Background: Closed reduction and percutaneous pin fixation is the recommended treatment of displaced (Gartland types 2 and 3) supracondylar humerus fractures. The need for a medial pin for maximal stability remains controversial. The purpose of this study was to develop a model of supracondylar humerus fractures simulating medial column comminution and to evaluate the torsional stability of various pin configurations recommended in the current literature.
Methods: Transverse cuts were made in synthetic humeri with a wedge taken from the medial aspect of the proximal fracture fragment in one half of the specimens to simulate medial column comminution. Each fracture was then reduced and fixed with 1 of 4 pin configurations using 0.062 in K-wires. The fixed specimens were then subjected to a torsional load producing internal rotation of the distal fragment. Rotation in degrees and the corresponding torque was recorded for statistical analysis.

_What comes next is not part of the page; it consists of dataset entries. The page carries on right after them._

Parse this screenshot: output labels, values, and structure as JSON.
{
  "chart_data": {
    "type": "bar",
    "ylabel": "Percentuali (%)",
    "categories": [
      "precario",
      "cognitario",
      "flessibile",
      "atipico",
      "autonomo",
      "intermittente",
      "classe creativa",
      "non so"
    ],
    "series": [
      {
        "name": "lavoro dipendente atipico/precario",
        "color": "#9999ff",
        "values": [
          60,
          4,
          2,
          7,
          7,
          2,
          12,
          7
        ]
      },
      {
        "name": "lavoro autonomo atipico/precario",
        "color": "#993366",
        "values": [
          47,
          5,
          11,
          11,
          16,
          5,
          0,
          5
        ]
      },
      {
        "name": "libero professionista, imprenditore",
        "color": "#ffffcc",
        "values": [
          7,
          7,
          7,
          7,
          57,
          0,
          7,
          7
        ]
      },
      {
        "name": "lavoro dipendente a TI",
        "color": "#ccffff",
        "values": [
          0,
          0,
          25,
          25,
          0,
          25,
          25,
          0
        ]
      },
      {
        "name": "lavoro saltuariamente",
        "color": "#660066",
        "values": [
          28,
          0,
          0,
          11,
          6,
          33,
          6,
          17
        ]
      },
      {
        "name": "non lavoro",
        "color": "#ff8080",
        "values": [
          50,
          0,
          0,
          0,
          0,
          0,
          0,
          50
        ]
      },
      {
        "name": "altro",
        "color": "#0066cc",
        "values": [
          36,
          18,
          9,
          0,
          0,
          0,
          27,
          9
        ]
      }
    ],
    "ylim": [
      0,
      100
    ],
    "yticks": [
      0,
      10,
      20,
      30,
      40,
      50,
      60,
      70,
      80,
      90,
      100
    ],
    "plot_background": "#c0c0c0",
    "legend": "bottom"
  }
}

Results: Specimens with the medial wedge removed demonstrated less torsional stability than their identically fixed counterparts with the intact medial column. In specimens with the intact medial column, the greatest torsional stability was achieved with the 2 lateral divergent and medial cross pin configuration followed by 3 lateral pins, then standard crossed pins with 2 lateral divergent pins demonstrating the least torsional stability. For the medial comminution group the 2 lateral, 1 medial pin construct again had the greatest torsional stability and 2 lateral pins the least. The standard crossed pin and 3 lateral pin constructs were not significantly different in the presence of medial comminution.
Conclusions: In a synthetic humerus model of supracondylar humerus fractures, medial comminution was shown to reduce torsional stability significantly in all pin configurations. There was no statistical difference in torsional stability between 3 lateral pins and standard crossed pins in specimens with medial comminution.